Mein zukünftiger Ehemann (Hochzeit in Kürze) bekam den Hof nach versterben seiner Oma vom Vater überschrieben. Ein Schmuckstück aber auch eine Ruine die von Grund auf neu aufgebaut werden muss. Alle Hoffnung setzt man in uns als "Übernehmer", damit das Schmuckstück nicht verfällt. Weiterhin ist es der Lebenstraum meines Zukünftigen.
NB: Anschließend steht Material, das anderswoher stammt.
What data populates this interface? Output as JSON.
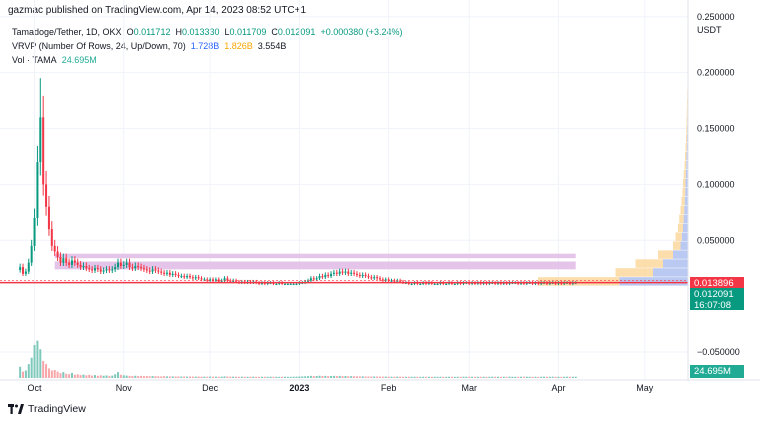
{
  "header": {
    "publisher_line": "gazmac published on TradingView.com, Apr 14, 2023 08:52 UTC+1"
  },
  "legend": {
    "symbol": "Tamadoge/Tether, 1D, OKX",
    "open_label": "O",
    "open_value": "0.011712",
    "high_label": "H",
    "high_value": "0.013330",
    "low_label": "L",
    "low_value": "0.011709",
    "close_label": "C",
    "close_value": "0.012091",
    "change": "+0.000380 (+3.24%)",
    "vrvp_label": "VRVP (Number Of Rows, 24, Up/Down, 70)",
    "vrvp_up": "1.728B",
    "vrvp_down": "1.826B",
    "vrvp_total": "3.554B",
    "vol_label": "Vol · TAMA",
    "vol_value": "24.695M"
  },
  "price_tags": {
    "red": "0.013896",
    "green_price": "0.012091",
    "green_countdown": "16:07:08",
    "volume": "24.695M"
  },
  "footer": {
    "brand": "TradingView"
  },
  "colors": {
    "up": "#089981",
    "down": "#f23645",
    "vol_up": "#7fc9bc",
    "vol_down": "#f7a7a9",
    "profile_up": "#aebfef",
    "profile_down": "#fcd79e",
    "value_area": "#e1bee7"
  },
  "chart_data": {
    "type": "candlestick",
    "currency": "USDT",
    "y_ticks": [
      0.25,
      0.2,
      0.15,
      0.1,
      0.05,
      -0.05
    ],
    "y_tick_labels": [
      "0.250000",
      "0.200000",
      "0.150000",
      "0.100000",
      "0.050000",
      "−0.050000"
    ],
    "ylim": [
      -0.075,
      0.265
    ],
    "x_ticks": [
      {
        "label": "Oct",
        "date": "2022-10-01"
      },
      {
        "label": "Nov",
        "date": "2022-11-01"
      },
      {
        "label": "Dec",
        "date": "2022-12-01"
      },
      {
        "label": "2023",
        "date": "2023-01-01"
      },
      {
        "label": "Feb",
        "date": "2023-02-01"
      },
      {
        "label": "Mar",
        "date": "2023-03-01"
      },
      {
        "label": "Apr",
        "date": "2023-04-01"
      },
      {
        "label": "May",
        "date": "2023-05-01"
      }
    ],
    "xlim": [
      "2022-09-19",
      "2023-05-16"
    ],
    "first_date": "2022-09-26",
    "closes": [
      0.026,
      0.02,
      0.022,
      0.03,
      0.045,
      0.07,
      0.12,
      0.16,
      0.1,
      0.08,
      0.06,
      0.045,
      0.04,
      0.035,
      0.03,
      0.034,
      0.03,
      0.028,
      0.032,
      0.03,
      0.028,
      0.026,
      0.027,
      0.025,
      0.024,
      0.023,
      0.025,
      0.024,
      0.022,
      0.023,
      0.024,
      0.023,
      0.024,
      0.026,
      0.03,
      0.027,
      0.028,
      0.03,
      0.026,
      0.025,
      0.027,
      0.026,
      0.025,
      0.024,
      0.023,
      0.022,
      0.024,
      0.023,
      0.022,
      0.021,
      0.02,
      0.021,
      0.019,
      0.02,
      0.019,
      0.018,
      0.018,
      0.017,
      0.018,
      0.017,
      0.016,
      0.017,
      0.016,
      0.015,
      0.015,
      0.014,
      0.015,
      0.014,
      0.015,
      0.013,
      0.014,
      0.016,
      0.014,
      0.013,
      0.014,
      0.013,
      0.012,
      0.013,
      0.012,
      0.013,
      0.012,
      0.013,
      0.012,
      0.011,
      0.012,
      0.011,
      0.012,
      0.012,
      0.011,
      0.011,
      0.012,
      0.011,
      0.011,
      0.011,
      0.011,
      0.011,
      0.011,
      0.012,
      0.012,
      0.013,
      0.014,
      0.016,
      0.015,
      0.016,
      0.018,
      0.017,
      0.019,
      0.018,
      0.02,
      0.021,
      0.02,
      0.022,
      0.021,
      0.022,
      0.02,
      0.021,
      0.02,
      0.019,
      0.018,
      0.019,
      0.018,
      0.017,
      0.016,
      0.017,
      0.016,
      0.015,
      0.014,
      0.015,
      0.014,
      0.014,
      0.013,
      0.014,
      0.013,
      0.012,
      0.012,
      0.011,
      0.011,
      0.012,
      0.011,
      0.011,
      0.012,
      0.011,
      0.012,
      0.011,
      0.011,
      0.011,
      0.012,
      0.011,
      0.011,
      0.012,
      0.011,
      0.011,
      0.012,
      0.011,
      0.012,
      0.012,
      0.011,
      0.012,
      0.011,
      0.012,
      0.011,
      0.012,
      0.011,
      0.012,
      0.012,
      0.011,
      0.012,
      0.011,
      0.012,
      0.011,
      0.012,
      0.012,
      0.012,
      0.011,
      0.012,
      0.011,
      0.012,
      0.012,
      0.011,
      0.012,
      0.011,
      0.012,
      0.012,
      0.011,
      0.012,
      0.012,
      0.011,
      0.012,
      0.011,
      0.012,
      0.012,
      0.011,
      0.012,
      0.012
    ],
    "peak_high": 0.195,
    "volume_millions": [
      210,
      120,
      140,
      260,
      380,
      620,
      700,
      540,
      320,
      260,
      180,
      140,
      150,
      120,
      90,
      110,
      80,
      70,
      95,
      60,
      70,
      55,
      65,
      50,
      60,
      45,
      55,
      40,
      50,
      42,
      48,
      40,
      45,
      70,
      110,
      60,
      50,
      45,
      40,
      38,
      42,
      36,
      40,
      35,
      38,
      33,
      36,
      34,
      32,
      30,
      34,
      31,
      29,
      30,
      28,
      30,
      27,
      29,
      26,
      28,
      27,
      26,
      28,
      25,
      26,
      24,
      27,
      25,
      26,
      24,
      25,
      30,
      28,
      25,
      26,
      24,
      23,
      25,
      24,
      23,
      24,
      25,
      23,
      22,
      24,
      23,
      22,
      25,
      23,
      24,
      22,
      23,
      24,
      23,
      22,
      24,
      26,
      28,
      30,
      32,
      35,
      40,
      36,
      38,
      42,
      38,
      40,
      36,
      38,
      40,
      37,
      39,
      36,
      38,
      34,
      35,
      33,
      32,
      30,
      31,
      29,
      28,
      27,
      29,
      28,
      27,
      26,
      27,
      26,
      25,
      24,
      26,
      25,
      24,
      23,
      24,
      23,
      24,
      23,
      22,
      24,
      23,
      24,
      22,
      23,
      22,
      24,
      23,
      22,
      24,
      23,
      22,
      24,
      23,
      25,
      24,
      23,
      24,
      22,
      24,
      23,
      24,
      22,
      24,
      25,
      23,
      24,
      22,
      24,
      23,
      25,
      24,
      23,
      22,
      24,
      23,
      25,
      24,
      23,
      24,
      22,
      24,
      25,
      23,
      24,
      25,
      23,
      24,
      22,
      24,
      25,
      23,
      24,
      24.695
    ],
    "volume_ylim_millions": [
      0,
      1500
    ],
    "current_price": 0.012091,
    "value_area_high": 0.0139,
    "volume_profile": [
      {
        "price_low": 0.009,
        "price_high": 0.017,
        "up": 0.55,
        "down": 0.65
      },
      {
        "price_low": 0.017,
        "price_high": 0.025,
        "up": 0.28,
        "down": 0.3
      },
      {
        "price_low": 0.025,
        "price_high": 0.033,
        "up": 0.2,
        "down": 0.22
      },
      {
        "price_low": 0.033,
        "price_high": 0.041,
        "up": 0.12,
        "down": 0.12
      },
      {
        "price_low": 0.041,
        "price_high": 0.049,
        "up": 0.06,
        "down": 0.06
      },
      {
        "price_low": 0.049,
        "price_high": 0.057,
        "up": 0.05,
        "down": 0.05
      },
      {
        "price_low": 0.057,
        "price_high": 0.065,
        "up": 0.04,
        "down": 0.04
      },
      {
        "price_low": 0.065,
        "price_high": 0.073,
        "up": 0.035,
        "down": 0.035
      },
      {
        "price_low": 0.073,
        "price_high": 0.081,
        "up": 0.03,
        "down": 0.03
      },
      {
        "price_low": 0.081,
        "price_high": 0.089,
        "up": 0.026,
        "down": 0.026
      },
      {
        "price_low": 0.089,
        "price_high": 0.097,
        "up": 0.022,
        "down": 0.022
      },
      {
        "price_low": 0.097,
        "price_high": 0.105,
        "up": 0.02,
        "down": 0.02
      },
      {
        "price_low": 0.105,
        "price_high": 0.113,
        "up": 0.017,
        "down": 0.017
      },
      {
        "price_low": 0.113,
        "price_high": 0.121,
        "up": 0.014,
        "down": 0.014
      },
      {
        "price_low": 0.121,
        "price_high": 0.129,
        "up": 0.012,
        "down": 0.012
      },
      {
        "price_low": 0.129,
        "price_high": 0.137,
        "up": 0.01,
        "down": 0.01
      },
      {
        "price_low": 0.137,
        "price_high": 0.145,
        "up": 0.008,
        "down": 0.008
      },
      {
        "price_low": 0.145,
        "price_high": 0.153,
        "up": 0.007,
        "down": 0.007
      },
      {
        "price_low": 0.153,
        "price_high": 0.161,
        "up": 0.006,
        "down": 0.006
      },
      {
        "price_low": 0.161,
        "price_high": 0.169,
        "up": 0.005,
        "down": 0.005
      },
      {
        "price_low": 0.169,
        "price_high": 0.177,
        "up": 0.004,
        "down": 0.004
      },
      {
        "price_low": 0.177,
        "price_high": 0.185,
        "up": 0.003,
        "down": 0.003
      },
      {
        "price_low": 0.185,
        "price_high": 0.193,
        "up": 0.002,
        "down": 0.002
      }
    ]
  }
}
Mir war bewusst, dass es diesen Mann nur mit diesem Hof gibt und habe die Entscheidung getroffen es auch zu meiner Zukunft zu machen.
Jetzt habe ich zurzeit noch eine Wohnung in der Nähe, da sich der Hof im Umbau befindet.
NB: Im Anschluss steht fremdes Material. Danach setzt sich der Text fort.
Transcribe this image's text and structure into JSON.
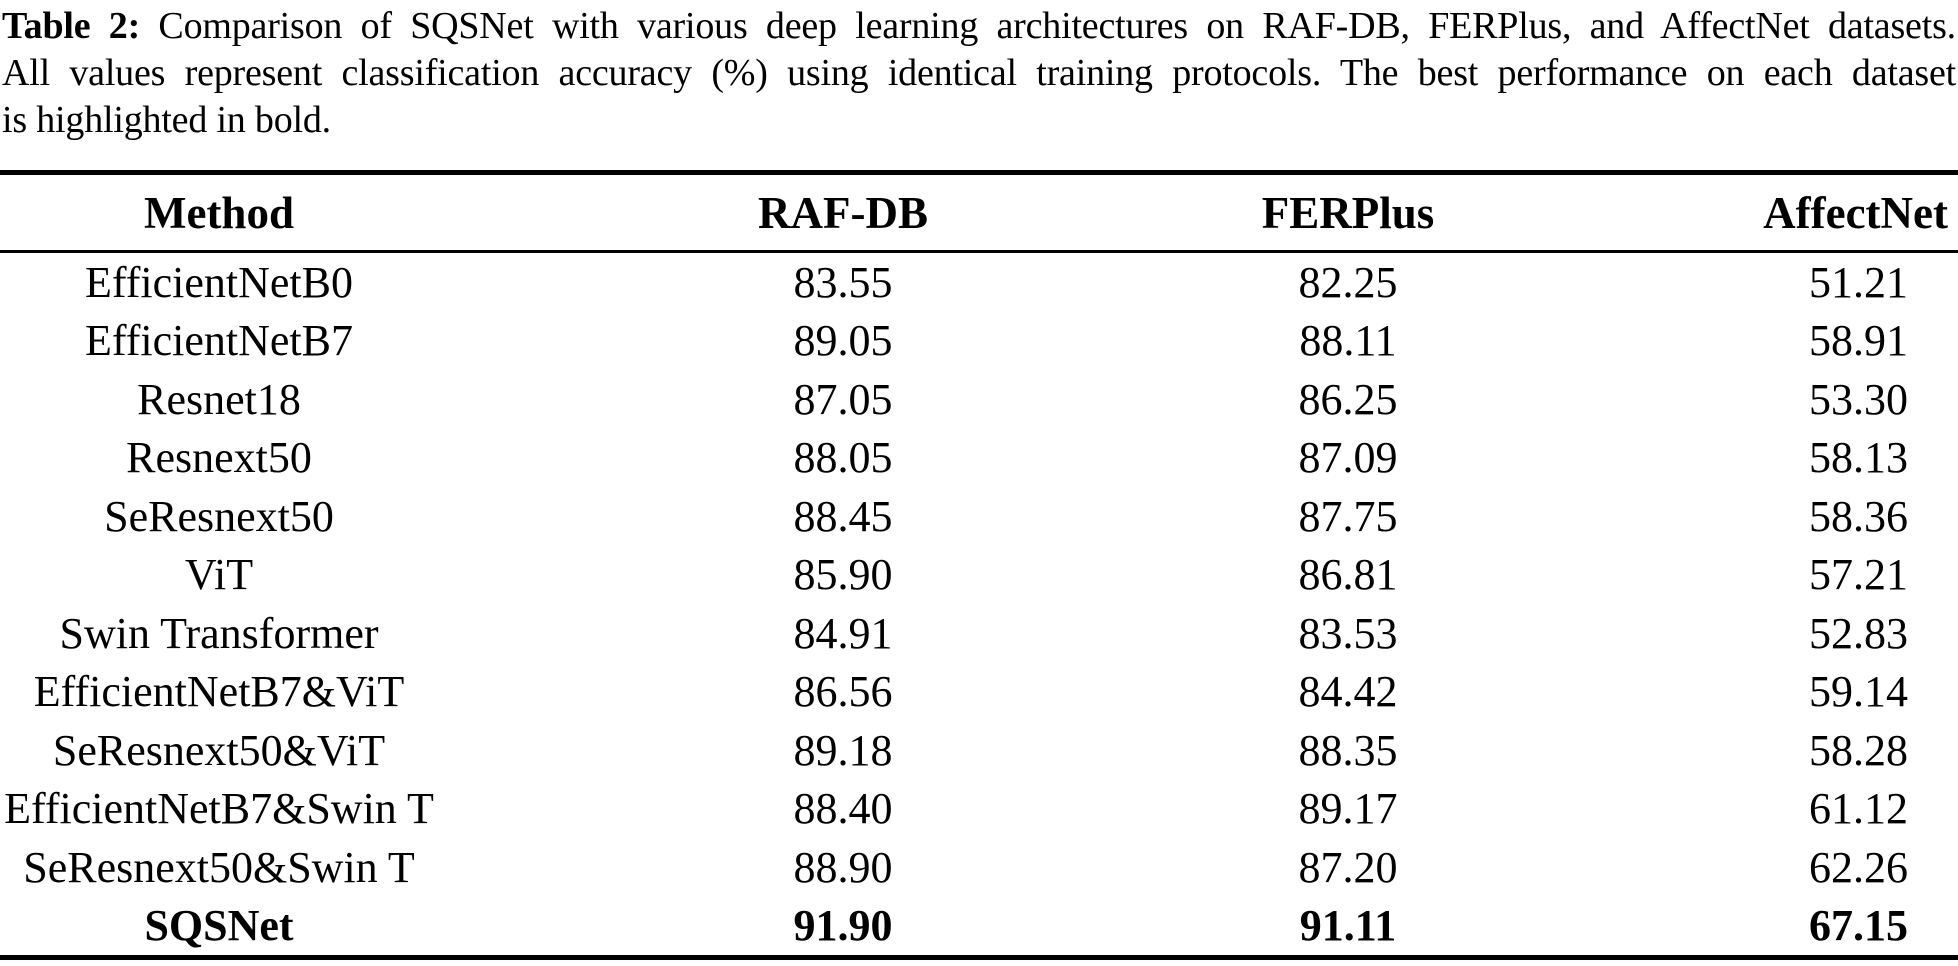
{
  "caption": {
    "label": "Table 2:",
    "lines": [
      "Comparison of SQSNet with various deep learning architectures on RAF-DB, FERPlus, and AffectNet datasets.",
      "All values represent classification accuracy (%) using identical training protocols. The best performance on each dataset",
      "is highlighted in bold."
    ]
  },
  "table": {
    "columns": [
      "Method",
      "RAF-DB",
      "FERPlus",
      "AffectNet"
    ],
    "rows": [
      {
        "method": "EfficientNetB0",
        "values": [
          "83.55",
          "82.25",
          "51.21"
        ],
        "bold": false
      },
      {
        "method": "EfficientNetB7",
        "values": [
          "89.05",
          "88.11",
          "58.91"
        ],
        "bold": false
      },
      {
        "method": "Resnet18",
        "values": [
          "87.05",
          "86.25",
          "53.30"
        ],
        "bold": false
      },
      {
        "method": "Resnext50",
        "values": [
          "88.05",
          "87.09",
          "58.13"
        ],
        "bold": false
      },
      {
        "method": "SeResnext50",
        "values": [
          "88.45",
          "87.75",
          "58.36"
        ],
        "bold": false
      },
      {
        "method": "ViT",
        "values": [
          "85.90",
          "86.81",
          "57.21"
        ],
        "bold": false
      },
      {
        "method": "Swin Transformer",
        "values": [
          "84.91",
          "83.53",
          "52.83"
        ],
        "bold": false
      },
      {
        "method": "EfficientNetB7&ViT",
        "values": [
          "86.56",
          "84.42",
          "59.14"
        ],
        "bold": false
      },
      {
        "method": "SeResnext50&ViT",
        "values": [
          "89.18",
          "88.35",
          "58.28"
        ],
        "bold": false
      },
      {
        "method": "EfficientNetB7&Swin T",
        "values": [
          "88.40",
          "89.17",
          "61.12"
        ],
        "bold": false
      },
      {
        "method": "SeResnext50&Swin T",
        "values": [
          "88.90",
          "87.20",
          "62.26"
        ],
        "bold": false
      },
      {
        "method": "SQSNet",
        "values": [
          "91.90",
          "91.11",
          "67.15"
        ],
        "bold": true
      }
    ]
  },
  "colors": {
    "text": "#000000",
    "background": "#ffffff",
    "rule": "#000000"
  }
}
Da ich einen anstrengenden Job habe, lege ich in meiner Freizeit sehr großen Wert auf Rückzug und Privatsphäre. Gern auch den ganzen Tag im Schlafanzug, wenn ich Lust darauf habe.
Dem Grundstück fehlt das Einfahrtstor und da es ja schon immer so war, kommen die Nachbarn, Schwiegereltern oder Besuche des Vaters (er könnte ja gerade bei uns sein) wann sie wollen. Ob wir nun gerade auf dem Hof sitzen und uns angeregt unterhalten, ich nun im Schlafanzug meinen Kaffee genieße oder wir essen. Es ist egal. Man setzt sich dazu, weil es ja früher bei der Oma so war. Und dann kommt die Krone. Die Schwiegermutter und Tanten laden sich Gäste ein, fahren mit einer Selbstverständlichkeit auf den Hof und breiten ihren Kaffeetisch aus. Eine Absprache erfolgte im Voraus nicht. " Ach wie schade...man hat ja damit gerechnet das wir nicht da sind, daher auch nicht mehr Kuchen eingeplant."
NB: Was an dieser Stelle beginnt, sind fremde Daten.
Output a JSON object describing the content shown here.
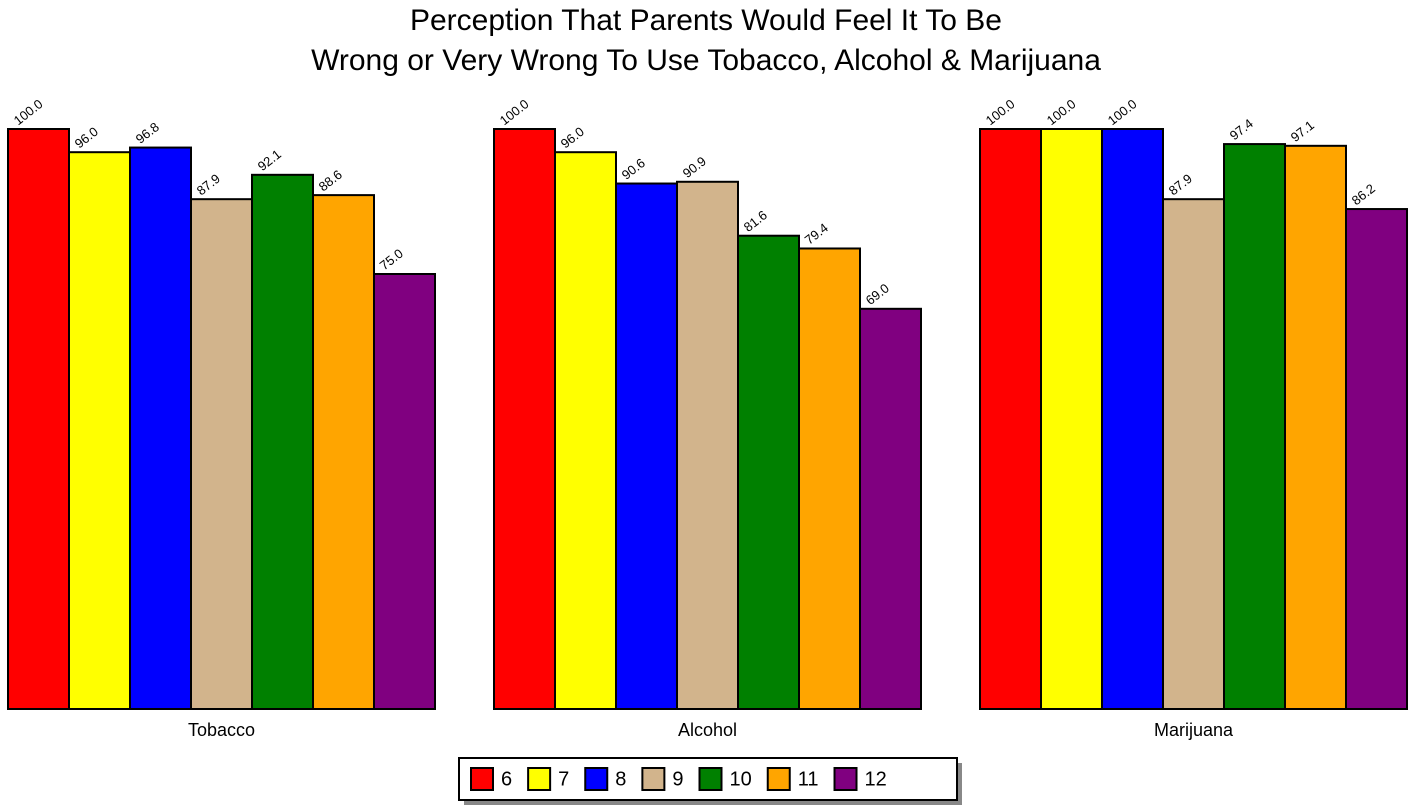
{
  "chart_data": {
    "type": "bar",
    "title": [
      "Perception That Parents Would Feel It To Be",
      "Wrong or Very Wrong To Use Tobacco, Alcohol & Marijuana"
    ],
    "categories": [
      "Tobacco",
      "Alcohol",
      "Marijuana"
    ],
    "ylim": [
      0,
      100
    ],
    "series": [
      {
        "name": "6",
        "color": "#ff0000",
        "values": [
          100,
          100,
          100
        ],
        "value_labels": [
          "100.0",
          "100.0",
          "100.0"
        ]
      },
      {
        "name": "7",
        "color": "#ffff00",
        "values": [
          96,
          96,
          100
        ],
        "value_labels": [
          "96.0",
          "96.0",
          "100.0"
        ]
      },
      {
        "name": "8",
        "color": "#0000ff",
        "values": [
          96.8,
          90.6,
          100
        ],
        "value_labels": [
          "96.8",
          "90.6",
          "100.0"
        ]
      },
      {
        "name": "9",
        "color": "#d2b48c",
        "values": [
          87.9,
          90.9,
          87.9
        ],
        "value_labels": [
          "87.9",
          "90.9",
          "87.9"
        ]
      },
      {
        "name": "10",
        "color": "#008000",
        "values": [
          92.1,
          81.6,
          97.4
        ],
        "value_labels": [
          "92.1",
          "81.6",
          "97.4"
        ]
      },
      {
        "name": "11",
        "color": "#ffa500",
        "values": [
          88.6,
          79.4,
          97.1
        ],
        "value_labels": [
          "88.6",
          "79.4",
          "97.1"
        ]
      },
      {
        "name": "12",
        "color": "#800080",
        "values": [
          75,
          69,
          86.2
        ],
        "value_labels": [
          "75.0",
          "69.0",
          "86.2"
        ]
      }
    ]
  }
}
Die Hochzeit steht vor der Tür und ich würde am liebsten einfach weglaufen. Der Hof ist wunderschön und ich stehe zu den Lebensträumen meines Zukünftigen, kann aber mit dieser "Freizügigkeit" die in dieser Nachbarschaft herrscht nicht umgehen. Mein Mann kennt es nun nicht anders und glaubt wenn wir jetzt ein Zaun bauen, würden wir uns abschirmen.
Ich weiß wie wichtig ihm die Nachbarschaft und das gute Verhältnis ist, ich habe aber riesig Angst, dass ich nicht lernen kann damit umzugehen und irgendwann unglücklich das Weite suche.
So sehr ich meinen Mann liebe und mein restliches Leben mit ihm verbringen möchte, realistisch betrachtet würde ich mein gesamtes Einkommen und Erspartes zwar in ein traumhaftes "Eigenheim" aber auch in eine Ungewissheit investieren.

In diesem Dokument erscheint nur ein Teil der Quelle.